Но на самом деле ей хотелось выплакаться, ей это было необходимо. Уж не говоря о том, что она имела на это полное право. Смерть окружала ее со всех сторон: она поразила ее мать; она угрожала вот-вот поразить ее мужа, а еще через сколько-то лет и ее самое, а еще через сколько-то и ее детей. Все они шли к одному и тому же — к постепенному разрыву связей с миром, к медленному, неуклонному перетиранию поддерживающих нитей и, наконец, к последнему падению — в полном одиночестве — в пустоту.
Где-то далеко, над крышами домов, часы пробили три четверти. Этот звон был рукотворным довеском к оскорблению космического масштаба — символом непрестанного бега времени, напоминаньем о неизбежном конце. «Не плачьте», — взмолился я и, забыв обо всем, кроме сострадания, переместил руку с ближнего плеча на дальнее и привлек ее поближе. Дрожа и рыдая, она прижалась ко мне.
Пробили часы, безвозвратно утекало время, и даже живые совсем, совсем одиноки. Единственным отличием от усопшей в Чикаго, от умирающего в другом конце дома нам служило то, что мы могли быть одинокими в компании, могли сблизить два своих одиночества и притвориться, будто они слились в некую общность.
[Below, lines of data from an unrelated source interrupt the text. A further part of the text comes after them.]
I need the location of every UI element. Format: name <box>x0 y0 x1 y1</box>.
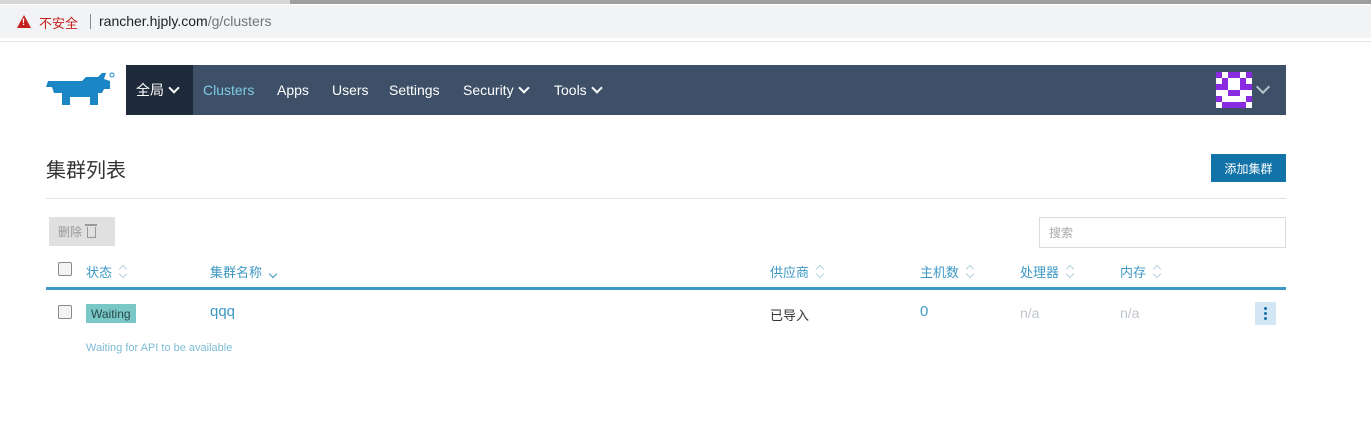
page-title: 集群列表 <box>46 158 126 182</box>
rancher-logo-icon[interactable] <box>44 71 116 109</box>
nav-apps-label: Apps <box>277 82 309 98</box>
column-label: 主机数 <box>920 266 960 281</box>
chevron-down-icon <box>168 81 180 94</box>
search-input[interactable] <box>1039 217 1286 248</box>
omnibox[interactable]: 不安全 rancher.hjply.com/g/clusters <box>0 5 1371 38</box>
chevron-down-icon[interactable] <box>1255 79 1271 95</box>
sort-icon <box>1153 266 1161 278</box>
table-header-divider <box>46 287 1286 290</box>
row-status-message: Waiting for API to be available <box>86 342 233 354</box>
column-label: 集群名称 <box>210 266 263 281</box>
divider <box>46 198 1286 199</box>
nav-clusters[interactable]: Clusters <box>203 65 254 115</box>
nav-apps[interactable]: Apps <box>277 65 309 115</box>
sort-icon <box>119 266 127 278</box>
sort-desc-icon <box>269 266 277 278</box>
column-header-nodes[interactable]: 主机数 <box>920 262 974 281</box>
url-text[interactable]: rancher.hjply.com/g/clusters <box>99 13 272 29</box>
nav-users-label: Users <box>332 82 369 98</box>
chevron-down-icon <box>591 81 603 94</box>
sort-icon <box>1066 266 1074 278</box>
sort-icon <box>966 266 974 278</box>
nav-tools[interactable]: Tools <box>554 65 603 115</box>
warning-icon <box>17 15 31 28</box>
divider <box>90 14 91 29</box>
column-label: 内存 <box>1120 266 1147 281</box>
user-avatar[interactable] <box>1216 72 1252 108</box>
nav-settings[interactable]: Settings <box>389 65 440 115</box>
memory-cell: n/a <box>1120 305 1140 321</box>
browser-address-bar: 不安全 rancher.hjply.com/g/clusters <box>0 0 1371 42</box>
cpu-cell: n/a <box>1020 305 1040 321</box>
delete-label: 删除 <box>58 225 83 239</box>
column-header-state[interactable]: 状态 <box>86 262 127 281</box>
column-header-memory[interactable]: 内存 <box>1120 262 1161 281</box>
global-scope-label: 全局 <box>136 83 164 99</box>
nodes-count-link[interactable]: 0 <box>920 303 928 320</box>
url-host: rancher.hjply.com <box>99 13 208 29</box>
select-all-checkbox[interactable] <box>58 262 72 276</box>
column-header-provider[interactable]: 供应商 <box>770 262 824 281</box>
sort-icon <box>816 266 824 278</box>
status-badge: Waiting <box>86 304 136 323</box>
nav-settings-label: Settings <box>389 82 440 98</box>
trash-icon <box>85 224 98 238</box>
browser-tab-strip <box>0 0 1371 4</box>
nav-tools-label: Tools <box>554 82 587 98</box>
column-label: 状态 <box>86 266 113 281</box>
column-header-cpu[interactable]: 处理器 <box>1020 262 1074 281</box>
url-path: /g/clusters <box>207 13 272 29</box>
nav-security-label: Security <box>463 82 514 98</box>
insecure-label[interactable]: 不安全 <box>39 13 78 32</box>
top-nav: 全局 Clusters Apps Users Settings Security… <box>126 65 1286 115</box>
cluster-name-link[interactable]: qqq <box>210 303 235 320</box>
provider-cell: 已导入 <box>770 309 810 324</box>
row-actions-menu-icon[interactable] <box>1255 302 1276 325</box>
global-scope-menu[interactable]: 全局 <box>126 65 193 115</box>
chevron-down-icon <box>517 81 530 94</box>
row-checkbox[interactable] <box>58 305 72 319</box>
column-label: 处理器 <box>1020 266 1060 281</box>
add-cluster-button[interactable]: 添加集群 <box>1211 154 1286 182</box>
column-label: 供应商 <box>770 266 810 281</box>
nav-security[interactable]: Security <box>463 65 530 115</box>
nav-users[interactable]: Users <box>332 65 369 115</box>
nav-clusters-label: Clusters <box>203 82 255 98</box>
column-header-name[interactable]: 集群名称 <box>210 262 277 281</box>
delete-button[interactable]: 删除 <box>49 217 115 246</box>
Но тогда подобные мысли у меня, разумеется, не возникали. Тогда во мне не осталось места ни для чего, кроме любви и жалости да еще очень практического беспокойства о здоровье этой богини, которая вдруг превратилась в плачущего ребенка, моей обожаемой Беатриче, которая дрожала точно так же, как дрожат маленькие щенята, — я чувствовал это, бережно обнимая ее за плечи. Она закрыла лицо руками; я дотронулся до них, они были холодны как камень. И голые ноги холодны как лед. «Да вы совсем замерзли!» — почти негодующе воскликнул я. А затем, радуясь, что наконец-то появилась возможность претворить свою жалость в полезные действия, скомандовал: «Вы должны укрыться одеялом. Немедленно». Я представил себе, как заботливо укутываю ее, потом пододвигаю стул и, точно родная мать, тихо бодрствую, пока она отходит ко сну. Но только я попробовал выбраться из кровати, как она прильнула ко мне, она не желала меня отпускать. Я хотел было освободиться, принялся было протестовать: «Миссис Маартенс!» Но это напоминало стремление вырваться из рук тонущего ребенка, попытку одновременно и негуманную, и нереальную. К тому же она промерзла до костей, и ее била дрожь, которую она не могла унять. Я сделал единственное, что мне оставалось.
— То есть тоже лег под одеяло?
— Под одеяло, — повторил он. — И там меня обняли за шею две холодные голые руки, ко мне приникло дрожащее тело, сотрясаемое рыданьями.
Риверс отхлебнул виски и, откинувшись в кресле, долгое время молча курил.
— Правда, — наконец промолвил он, — вся правда и ничего, кроме правды.
Все свидетели дают одну и ту же клятву и повествуют об одних и тех же событиях. Результат — пятьдесят семь литературных версий. Какая из них ближе к правде? Стендаль или Мередит[52]? Анатоль Франс или Д.Г.Лоуренс? «И потайные струи наших душ сольются в сиянье страсти золотом»[53] или «Сексуальное поведение женщины»?
— А ты — знаешь ответ? Он покачал головой.
— Может быть, тут нам пригодится геометрия. Опишем это событие в трехмерной системе координат. — Мундштуком трубки Риверс начертил перед собой в воздухе две линии под прямым углом друг к другу, потом провел из точки пересечения вертикаль, так что рука его с трубкой поднялась выше головы. — Пусть одной из этих осей будет Кэти, другой — Джон Риверс тридцать лет тому назад, а третьей — Джон Риверс нынешний, то бишь я сам. Итак, что мы можем сказать о ночи двадцать третьего апреля тысяча девятьсот двадцать второго года, поместив ее в эту систему отсчета? Разумеется, не всю правду.